Aprendizados dos testes
- O botão de favoritos e de frequentes não foi facilmente assimilado pelos usuários.
- Conversando com os usuários fez mais sentido organizar a home em três grandes categorias mentais: Quanto tenho | Mover dinheiro | Guardar Dinheiro.
- O fale com a gente também pode ser um botão flutuante que mostra os contatos quando o usuário clica.
Reflexões antes do início dos wireframes
Ao longo da elaboração do projeto e das pesquisas e leituras realizadas, fica evidente que os itens abaixo não podem ficar de fora da elaboração dos wireframes e depois dos protótipos de alta fidelidade:
- Tipografia e cores: Embora designers apreciem minimalismos e espaços em branco, tendência em muitos aplicativos e ainda que a inspiração para a criação do protótipo que será mostrado a seguir tenha sido Dieter Rams conforme essa pesquisa, a tipografia será composta por fontes grandes e contraste forte. O objetivo é favorecer a leitura por idosos e por pessoas que enfrentam deficiências momentâneas (estão em movimento | em pé | luz do sol | segurando sacolas). A fonte pequena do app atual é alvo de reclamação na Apple Store.
- Simplicidade: Redução das opções do menu principal, conforme observações da Apple Store (app confuso e sem informações facilitadas), observando a Lei de Hick, mantendo apenas funcionalidades que usuários mais usam, facilitando a tomada de decisão e diminuindo as chances de erros.
- Espaçamento: Na tela de login o botão outra conta estará afastado do botão de entrar, conforme observação de usuário na Apple Store.

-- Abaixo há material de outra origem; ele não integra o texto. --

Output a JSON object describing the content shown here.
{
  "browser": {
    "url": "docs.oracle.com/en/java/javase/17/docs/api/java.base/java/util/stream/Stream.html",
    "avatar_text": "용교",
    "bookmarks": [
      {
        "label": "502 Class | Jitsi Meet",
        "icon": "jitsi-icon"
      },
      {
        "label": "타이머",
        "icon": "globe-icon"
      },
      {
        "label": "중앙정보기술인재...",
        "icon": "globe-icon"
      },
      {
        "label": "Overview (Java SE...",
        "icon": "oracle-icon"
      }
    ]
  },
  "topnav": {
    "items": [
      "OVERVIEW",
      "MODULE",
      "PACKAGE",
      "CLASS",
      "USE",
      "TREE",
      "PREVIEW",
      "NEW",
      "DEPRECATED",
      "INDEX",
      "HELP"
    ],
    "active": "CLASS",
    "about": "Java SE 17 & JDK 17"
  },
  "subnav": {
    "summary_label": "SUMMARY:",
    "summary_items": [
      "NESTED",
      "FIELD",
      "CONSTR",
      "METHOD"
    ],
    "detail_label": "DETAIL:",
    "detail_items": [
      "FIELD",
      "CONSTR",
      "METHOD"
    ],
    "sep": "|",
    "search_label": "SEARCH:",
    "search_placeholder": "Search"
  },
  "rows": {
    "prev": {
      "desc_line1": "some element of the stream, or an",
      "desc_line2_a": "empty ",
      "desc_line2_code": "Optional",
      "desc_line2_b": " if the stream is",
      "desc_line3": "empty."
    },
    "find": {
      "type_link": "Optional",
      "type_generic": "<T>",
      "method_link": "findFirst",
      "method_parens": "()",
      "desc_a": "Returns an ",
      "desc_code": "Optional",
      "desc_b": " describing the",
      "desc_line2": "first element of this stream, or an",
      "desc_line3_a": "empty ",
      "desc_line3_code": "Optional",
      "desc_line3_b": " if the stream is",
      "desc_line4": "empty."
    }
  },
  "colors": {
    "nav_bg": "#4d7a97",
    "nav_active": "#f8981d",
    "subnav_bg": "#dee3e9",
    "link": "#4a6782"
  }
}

- Eliminação de excessos: Com exceção da tela de splash e login, o logo do Banco do Brasil não é mais mostrado. Usuário sabe onde está e não queremos overbranding. As cores amarelo e azul serão suficientes para caracterizar o “local”.
Wireframe de média fidelidade
Criadas a estrutura das telas no papel, é hora de montar “esqueleto” das telas no Figma. Com esse wireframe é possível agilizar as validações, sem prender-se a refinamentos visuais, o que também facilita as alterações, evitando a sensação de apego do designer e propriedade sobre a obra.